Shipping’s tryst with scrubber installations continues to find favor as the Hi-5 spread stayed fairly wide, particularly in the second half of 2021, with the differential only set to “widen a little more” this year, global research and consulting company BLUE Insight’s director Adrian Tolson said.
Hi-5 is the differential between IMO-compliant LSFO and the erstwhile mainstay 380 CST HSFO.
“It’s been very high in Singapore … much higher than in the US or Europe, but I still see the Hi-5 widening some more,” Tolson told S&P Global Platts in an interview.
The spread between benchmark Singapore marine fuel 0.5%S cargo and Singapore 380 CST HSFO cargo averaged $119.69/mt in 2021, up from $96.91/mt in the previous year, Platts data showed. The spread rose 82.43% to average $126.17/mt in the second half of 2021 as compared to the H2 2020 average.
Scrubbers in new builds have almost negligible cost and so large new builds are installing them, Tolson said.
“Scrubber payback on large containerships is much less than one year for new builds and not much more for retrofits. Still, the bias for installation remains with bigger ships calling at bigger ports,” he said, adding that the move towards scrubbers has continued to push HSFO growth in major container ports, where it is close to 30% of demand.
Globally, however, this figure is probably still just under 20% because it is generally not that readily available in smaller ports, Tolson said.
In Singapore, the world’s largest bunkering port, sales of HSFO, which includes 180 CST, 380 CST and 500 CST bunker fuel, increased 0.9% from October to1.193 million mt in November, latest data from the Maritime and Port Authority of Singapore showed. It comprised 28.2% of total bunker sales in November, the data showed.
HSFO sales volumes from January-November 2021 stood at about 11.74 million mt, up about 22.6% compared to the same period in 2020. Singapore’s January-November HSFO sales in 2021 accounted for about 25.63% of the total marine fuel sales there during the same period.
According to S&P Global Platts Analytics estimates, the share of HSFO within the global marine fuel demand mix is likely to rise to 21% in 2023 from 15% in 2020, and further to 28% by 2030.
As far as overall marine fuel sales including HSFO were concerned globally, Tolson said that he was “optimistic about 2022 bunker supply volumes.”
“I expect we will see a burst of economic activity in 2022 and this means more bunker demand,” he said.
Longer term, however, “we might be ready for a recession based on countries becoming more inward looking and trying to be less dependent on a global supply chain. I see this is potentially negative for economies especially in the short-medium term,” he said, noting that this may temper any significant growth in bunker fuel demand.
The biggest challenge in 2021 was faltering profits in the bunker supply chain and 2022 was still going to be a challenge as the market still needs to find some ‘decent’ trading margins, Tolson said.
Transparency in bunkering was another area of concern, Tolson said.
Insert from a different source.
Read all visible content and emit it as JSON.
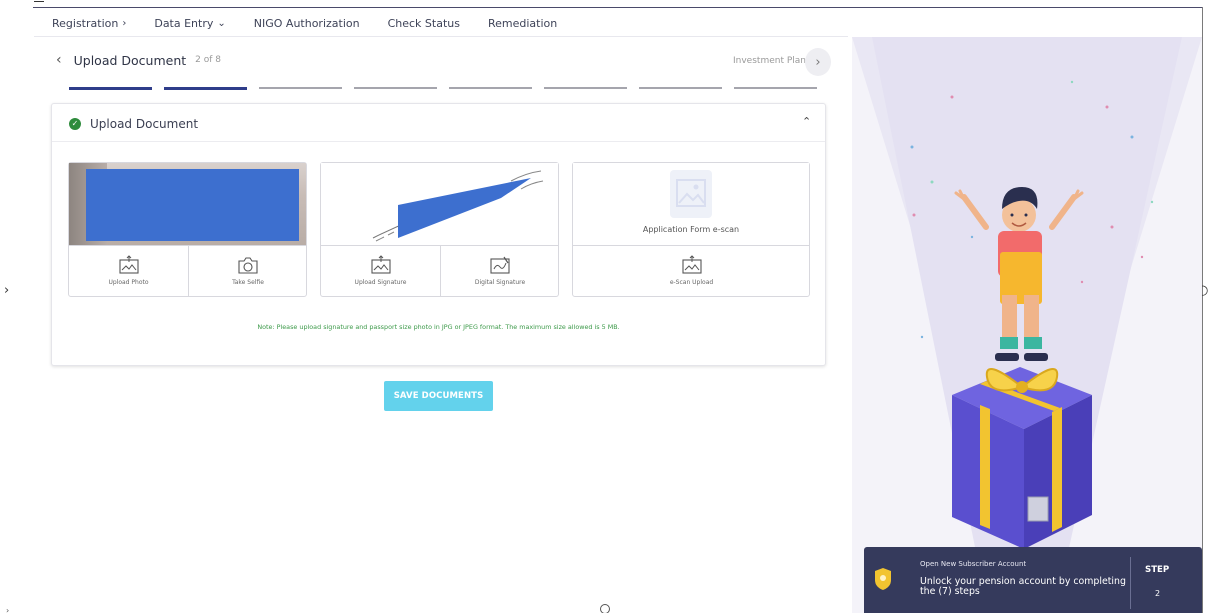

The momentum in this direction was started by Singapore, where the use of mass flow meters for fuel oil deliveries were mandated from Jan. 1, 2017, and the use of MFMs for all distillate bunker deliveries from July 1, 2019.
MFMs measure the flow rate in the pipe, gauging the quantity as well as the mass and density of the fuel.
“As other bigger companies pay attention to bunkering, they are asking the question of why the industry is so mysterious, hard to understand and often involving questionable practices,” Tolson said.
“As I talk to clients who want to enter the business, often from entirely new fields with the advent of alternative fuels, the questions are always about these issues,” Tolson said, adding that he expects the industry to grapple with greater transparency demands in terms of both fuel quality and quantity and supply chain.
“Minerva Bunkering’s ADP [Advanced Delivery Platform] is addressed to these issues as are some of the efforts of TFG Marine and indeed a lot of the current work within IBIA’s working groups,” he said.
Another big challenge is to get back to a more normal world as the industry continues to suffer because of the pandemic, he said.
Diving into decarbonization
The move to decarbonization is quite revolutionary for the bunkering business, with buyers and shipowners needing to forge closer relationships with the supply chain to get the low carbon fuels that the consumer and shippers are demanding, Tolson said.
“The balance of power has shifted and cooperation along the supply chain becomes important — managing this cooperation, adjusting the terms of business and the length of commitment is the real challenge for everyone now,” he said.
Fossil fuels will likely still dominate for two or more decades as alternatives will evolve but not be available in enough volumes to massively change the bunker fuel mix, Tolson said.
“I think the better alternatives will get gobbled up for land (or air) based usage. Sure, we will see more LNG, quite a lot of green methanol (the easiest simplest drop in option) and small amounts of green ammonia but if all these three get much beyond 20% by 2040 I will be surprised,” Tolson said.
He expects to see owners using less fuel, operating more efficiently, and making real efforts at carbon capture on vessels.